Operating system support and IBM i boundaries
IBM's July 15, 2026 IBM i enhancement material explicitly identifies the S1112 as the new entry Power11 server for IBM i P05 customers and ties support to IBM i 7.5 TR8. Midland's S1112 configuration pages go further by listing IBM i 7.6 TR2, IBM i 7.5 TR8, and IBM i 7.4 TR12 with additional PTFs, alongside current AIX, VIOS, Red Hat, OpenShift, and SUSE levels.
The key buyer nuance is that S1112 should not be read as a tiny S1122 with identical IBM i scaling behavior. Midland's current published guidance keeps IBM i on S1112 bounded at 4 cores, 64 GB, and mirrored internal storage limits even when the broader platform includes more resources. That is why S1112 is a precise fit for smaller IBM i footprints, and why the S1122 becomes the better comparison as soon as native IBM i growth is the real issue.
Virtualization: PowerVM and VIOS
Power11 systems run PowerVM for logical partitioning and workload consolidation, with the Virtual I/O Server managing shared virtual storage and network resources across partitions. On S1112 specifically, this becomes part of the economic story: the box is attractive precisely because it can host a small IBM i workload while still dedicating additional platform resources to Linux, AIX, or VIOS partitions when the wider design calls for it. See the Virtualization and Management section of the Library for a deeper walkthrough.

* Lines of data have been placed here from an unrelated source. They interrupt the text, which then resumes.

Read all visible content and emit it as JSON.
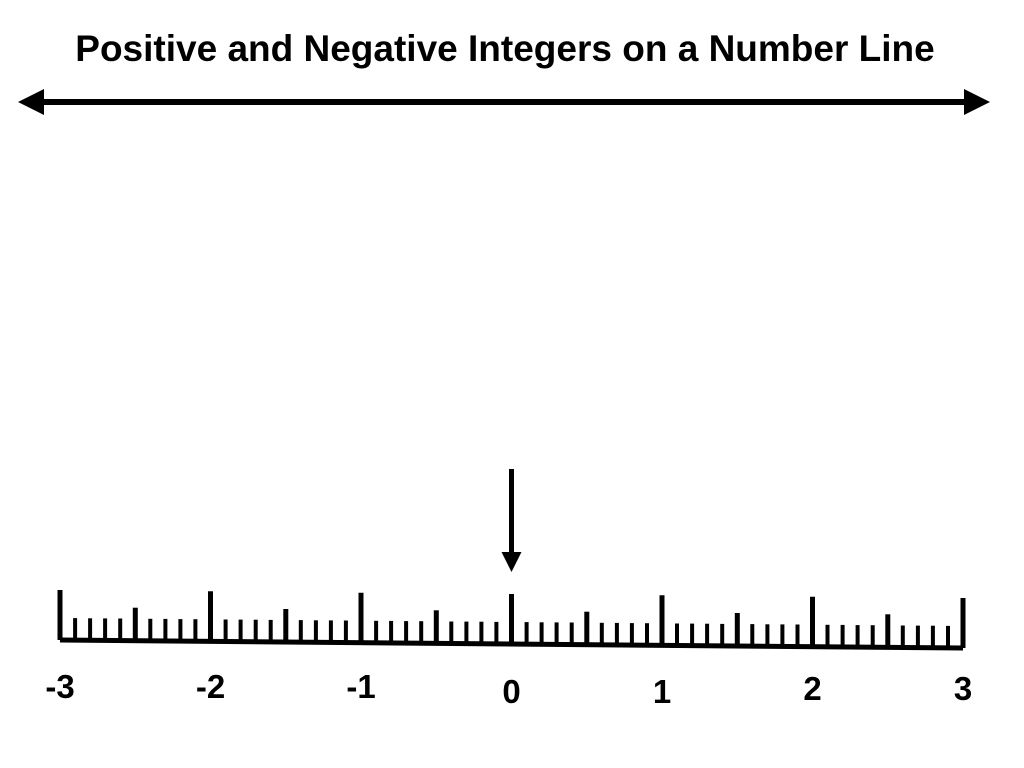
{
  "title": "Positive and Negative Integers on a Number Line",
  "number_line": {
    "min": -3,
    "max": 3,
    "minor_divisions_per_half_unit": 5,
    "labels": [
      "-3",
      "-2",
      "-1",
      "0",
      "1",
      "2",
      "3"
    ],
    "pointer_value": 0
  },
  "colors": {
    "ink": "#000000",
    "background": "#ffffff"
  }
}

Management, support, and deployment posture
The S1112 keeps proper Power operational discipline rather than acting like a stripped-down appliance. Midland lists an embedded baseboard management controller, a dedicated HMC 1 GbE port, redundant hot-swap cooling, and redundant hot-swap AC Titanium power supplies. IBM also introduced a Premium Essentials Expert Care tier specifically for S1112, which is another hint that IBM expects the model to land in leaner IT environments that still want fast access to Power expertise.
When buyers should move past S1112
If the project needs more than a compact footprint, more native IBM i headroom, or more sustained scale-out growth than 512 GB and 4 direct NVMe bays suggest, the shortlist should move quickly to S1122 or S1124. S1112 is a sharp product when the constraint is size and entry economics. It is the wrong product when the constraint is long-term scale inside IBM i itself.
This page combines IBM's July 2026 announcement and support material with Midland's published S1112 configuration summaries. Verify final processor, OS, memory, and storage details against the current IBM configuration and announcement tools before ordering.